Bench: S. Rajendra Babu, S.N. Phukan
In this case Euro Alloys, the respondent proposed a contract [bearing No. S-142], containing arbitration clause, for supply of aluminum rods on 18.3.1991. The appellant did not sign the contract but dispatched the consignments for the months of January, February & March.
Meanwhile, on 19.3.1991 RBI releases circulars restricting import of goods. On 30.4.1991, the appellant sent a telex to the respondent about the restrictions that had been imposed by RBI due to unprecedented foreign exchange crisis and informed that RBI had not cleared the application for letter of credit and wanted to raise a force majeure clause in the contract. On 30.5.1991, the respondent informed the appellant that they have initiated arbitration proceedings under the arbitration clause in the contract.
On 30.8.1991, the appellant filled a suit praying that there is no valid contract and that arbitration, which has been initiated by the respondent is void and the case was dismissed by the Bombay High Court on 18.12.1991.
Meanwhile, the arbitrators, on 29.7.1992 awarded damages amounting to US$ 676,000 against the appellant. The London Metal Exchange also rejected the request for waiver of deposit, appealed by the appellant to the Appeal Board of the London Metal Exchange.

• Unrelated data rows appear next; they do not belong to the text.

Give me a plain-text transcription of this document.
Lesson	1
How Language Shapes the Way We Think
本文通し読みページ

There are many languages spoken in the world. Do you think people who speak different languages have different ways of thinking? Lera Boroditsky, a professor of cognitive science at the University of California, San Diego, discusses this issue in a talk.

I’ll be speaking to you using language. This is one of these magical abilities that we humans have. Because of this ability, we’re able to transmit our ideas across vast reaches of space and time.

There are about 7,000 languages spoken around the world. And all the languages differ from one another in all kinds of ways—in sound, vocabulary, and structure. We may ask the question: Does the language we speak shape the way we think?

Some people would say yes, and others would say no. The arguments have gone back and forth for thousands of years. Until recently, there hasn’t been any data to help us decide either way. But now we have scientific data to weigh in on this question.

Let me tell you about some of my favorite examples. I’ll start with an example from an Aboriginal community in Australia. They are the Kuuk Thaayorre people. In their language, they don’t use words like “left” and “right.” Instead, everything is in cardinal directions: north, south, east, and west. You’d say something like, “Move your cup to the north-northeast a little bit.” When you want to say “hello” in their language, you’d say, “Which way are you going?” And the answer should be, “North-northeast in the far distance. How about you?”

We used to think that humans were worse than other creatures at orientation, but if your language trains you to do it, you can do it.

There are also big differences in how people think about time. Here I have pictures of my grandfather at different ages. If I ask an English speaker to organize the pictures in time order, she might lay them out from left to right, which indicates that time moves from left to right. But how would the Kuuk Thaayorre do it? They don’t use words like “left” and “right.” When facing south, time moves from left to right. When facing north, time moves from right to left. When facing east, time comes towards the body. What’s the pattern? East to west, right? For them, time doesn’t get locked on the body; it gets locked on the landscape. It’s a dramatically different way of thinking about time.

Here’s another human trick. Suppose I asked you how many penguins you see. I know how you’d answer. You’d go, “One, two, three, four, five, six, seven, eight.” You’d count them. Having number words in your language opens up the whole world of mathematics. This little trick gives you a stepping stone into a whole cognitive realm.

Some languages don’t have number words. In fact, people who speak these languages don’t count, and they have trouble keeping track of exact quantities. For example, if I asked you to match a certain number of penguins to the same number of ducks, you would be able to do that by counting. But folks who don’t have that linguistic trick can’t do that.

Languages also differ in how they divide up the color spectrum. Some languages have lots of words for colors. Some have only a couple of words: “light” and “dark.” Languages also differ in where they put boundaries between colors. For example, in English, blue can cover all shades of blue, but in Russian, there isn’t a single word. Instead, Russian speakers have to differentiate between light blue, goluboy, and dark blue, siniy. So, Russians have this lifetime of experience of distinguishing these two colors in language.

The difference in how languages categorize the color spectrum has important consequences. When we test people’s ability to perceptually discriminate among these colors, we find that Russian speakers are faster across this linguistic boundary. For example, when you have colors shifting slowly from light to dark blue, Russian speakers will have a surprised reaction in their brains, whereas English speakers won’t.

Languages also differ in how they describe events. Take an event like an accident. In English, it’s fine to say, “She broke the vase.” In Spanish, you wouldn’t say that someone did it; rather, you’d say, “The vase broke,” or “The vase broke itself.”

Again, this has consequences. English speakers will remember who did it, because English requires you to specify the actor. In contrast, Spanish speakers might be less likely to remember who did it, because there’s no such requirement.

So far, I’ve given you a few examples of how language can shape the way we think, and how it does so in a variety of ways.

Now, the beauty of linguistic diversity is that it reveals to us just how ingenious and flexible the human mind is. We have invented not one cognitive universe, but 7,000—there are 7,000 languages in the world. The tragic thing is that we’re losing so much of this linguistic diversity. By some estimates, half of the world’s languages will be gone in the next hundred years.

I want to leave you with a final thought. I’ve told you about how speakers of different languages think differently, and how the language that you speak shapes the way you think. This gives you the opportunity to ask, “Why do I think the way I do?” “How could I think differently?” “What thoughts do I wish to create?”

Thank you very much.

Thereafter, the respondent filled a petition in the Bombay HC under the Foreign Awards (Recognition & Enforcement) Act, 1961 for execution of the award, where, the High Court of Bombay allowed the petition. And, hence, this petition was filled by the appellant in the Supreme Court.

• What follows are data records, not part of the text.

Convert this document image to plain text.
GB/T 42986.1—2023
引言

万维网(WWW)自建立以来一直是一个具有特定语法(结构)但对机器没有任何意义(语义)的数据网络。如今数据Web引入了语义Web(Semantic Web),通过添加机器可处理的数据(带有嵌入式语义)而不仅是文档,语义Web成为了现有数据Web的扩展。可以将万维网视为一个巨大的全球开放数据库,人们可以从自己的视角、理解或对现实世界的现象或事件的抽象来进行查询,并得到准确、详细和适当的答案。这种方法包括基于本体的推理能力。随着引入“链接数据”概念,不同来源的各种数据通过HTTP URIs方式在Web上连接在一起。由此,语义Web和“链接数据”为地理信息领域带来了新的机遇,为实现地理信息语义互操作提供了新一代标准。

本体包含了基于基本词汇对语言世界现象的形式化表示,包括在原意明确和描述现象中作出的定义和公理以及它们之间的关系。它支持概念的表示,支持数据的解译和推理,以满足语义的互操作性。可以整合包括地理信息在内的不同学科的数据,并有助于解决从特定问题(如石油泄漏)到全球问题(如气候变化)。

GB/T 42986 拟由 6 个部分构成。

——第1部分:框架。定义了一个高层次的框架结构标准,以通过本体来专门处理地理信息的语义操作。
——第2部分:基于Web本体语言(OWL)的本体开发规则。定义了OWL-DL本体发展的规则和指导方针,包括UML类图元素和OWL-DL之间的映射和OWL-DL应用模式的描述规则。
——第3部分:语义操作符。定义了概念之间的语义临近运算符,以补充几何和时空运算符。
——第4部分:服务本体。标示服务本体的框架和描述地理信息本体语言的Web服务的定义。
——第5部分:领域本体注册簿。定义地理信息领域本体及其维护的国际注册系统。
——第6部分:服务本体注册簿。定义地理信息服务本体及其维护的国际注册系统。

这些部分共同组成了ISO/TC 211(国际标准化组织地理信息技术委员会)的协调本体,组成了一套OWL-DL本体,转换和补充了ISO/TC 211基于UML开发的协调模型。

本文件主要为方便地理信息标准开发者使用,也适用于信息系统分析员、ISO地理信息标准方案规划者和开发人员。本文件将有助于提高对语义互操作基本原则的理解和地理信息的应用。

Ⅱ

1. Whether the arbitration clause can be imposed on the parties?
2. Whether the award given by the arbitrators was contrary to the public policy of India?
Supreme Court held that the communication and the conduct of the parties clearly indicated that there existed a valid agreement and the so, the arbitration clause.
Therefore, if the act of the parties proves that the contract is binding them even in the absence of signatures of both the parties, then, it can be said that such arbitration clause, in the agreement, is also binding on the parties.
Under Section 7(1)(b)(ii) of Foreign Award Act, 1961, the term “Public policy” constitutes the public policy of India and not the law of any such country governing the contract.
This award is not against the fundamental policy of Indian law or justice so, the award is not against the public policy of India.
It has been taken into account that there was no such time specified in the contract, as to when the contractual obligations were supposed to be performed. The effect of the force majeure clause can only come into effect in case of an occurrence of any particular event, in which the performance of contract becomes completely impossible and there arise a complete restriction on the implementation of the terms of the agreement. But in this case, there was no such restriction imposed. The restrictions which were imposed could be sorted out by taking appropriate measures as held by the arbitrators and so the contentions of the appellant had been rejected by the Apex Court.
Hence, SC do not find appropriate to make any changes in the award made by the arbitrators and dismissed the appeal.